$f \ RI \ on \ [a,b]$
$inf_{[a,b]}(f) = m_1 \leq f \leq m_2 = Sup_{[a,b]}(f)$
Then,
$$m_1(b - a) \leq \int_{a}^{b}f(x)dx \leq m_2(b - a)$$
I think I just need some clarification on this. Why is this not an obvious result? I feel like this is trivial and there is nothing to show. We know that the definition of the upper and lower sums are the infimum and supremum times the size of the interval.
By defininig the inf and sup as $m_1$ and $m_2$, I feel like $m_1(b - a)$ and $m_2(b - a)$ are literally $L(f,P)$ and $U(f,P)$.
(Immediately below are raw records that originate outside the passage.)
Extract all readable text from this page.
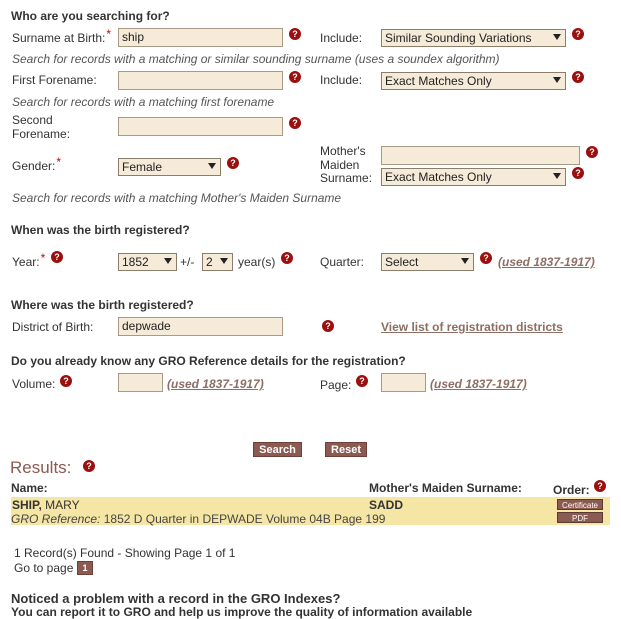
Who are you searching for?
Surname at Birth:* ship	? Include:	Similar Sounding Variations	?
Search for records with a matching or similar sounding surname (uses a soundex algorithm)
First Forename:	? Include:	Exact Matches Only	?
Search for records with a matching first forename
Second
Forename:
?
Gender:*	Female	?
Mother's
Maiden
Surname:
?
Exact Matches Only	?
Search for records with a matching Mother's Maiden Surname
When was the birth registered?
Year:* ?	1852	+/- 2	year(s) ?	Quarter:	Select	? (used 1837-1917)
Where was the birth registered?
District of Birth:	depwade	?	View list of registration districts
Do you already know any GRO Reference details for the registration?
Volume: ?	(used 1837-1917)	Page: ?	(used 1837-1917)
Search	Reset
Results:	?
Name:	Mother's Maiden Surname:	Order: ?
SHIP, MARY	SADD
GRO Reference: 1852 D Quarter in DEPWADE Volume 04B Page 199
Certificate
PDF
1 Record(s) Found - Showing Page 1 of 1
Go to page	1
Noticed a problem with a record in the GRO Indexes?
You can report it to GRO and help us improve the quality of information available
Then, since $U(f) = Inf_{P} (U(f,P))$ and $I(f) = Sup_{P} (I(f,P))$,
it is a known result that $U(f) \leq U(f,P)$ and $I(f) \geq I(f,P)$
Since we also know that for the integral to exist, $\int_{a}^{b} f(x) dx = U(f) = I(f)$. So,
$$m_1(b - a) = I(f,P) \leq I(f) = \int_{a}^{b}f(x)dx = U(f) \leq U(f,P)) = m_2(b - a)$$
Is this actually the entire proof or am I missing something? It's basically a one-step problem right now, so I'm not entirely confident I'm doing it right. Can anyone confirm\deny this for me? Thanks!
You wrote that “$m_1(b - a)$ and $m_2(b - a)$ are literally $L(f,P)$ and $U(f,P)$”, but this doesn't make sense unless you tell is which partition $P$ is. It turns out that what you wrote is actually true if $P=\{a,b\}$. And it follows from this that, indeed\begin{align}m_1(b-a)&=L(f,\{a,b\})\\&\leqslant\int_a^bf(x)\,\mathrm dx\\&\leqslant U(f,\{a,b\})\\&=m_2(b-a).\end{align}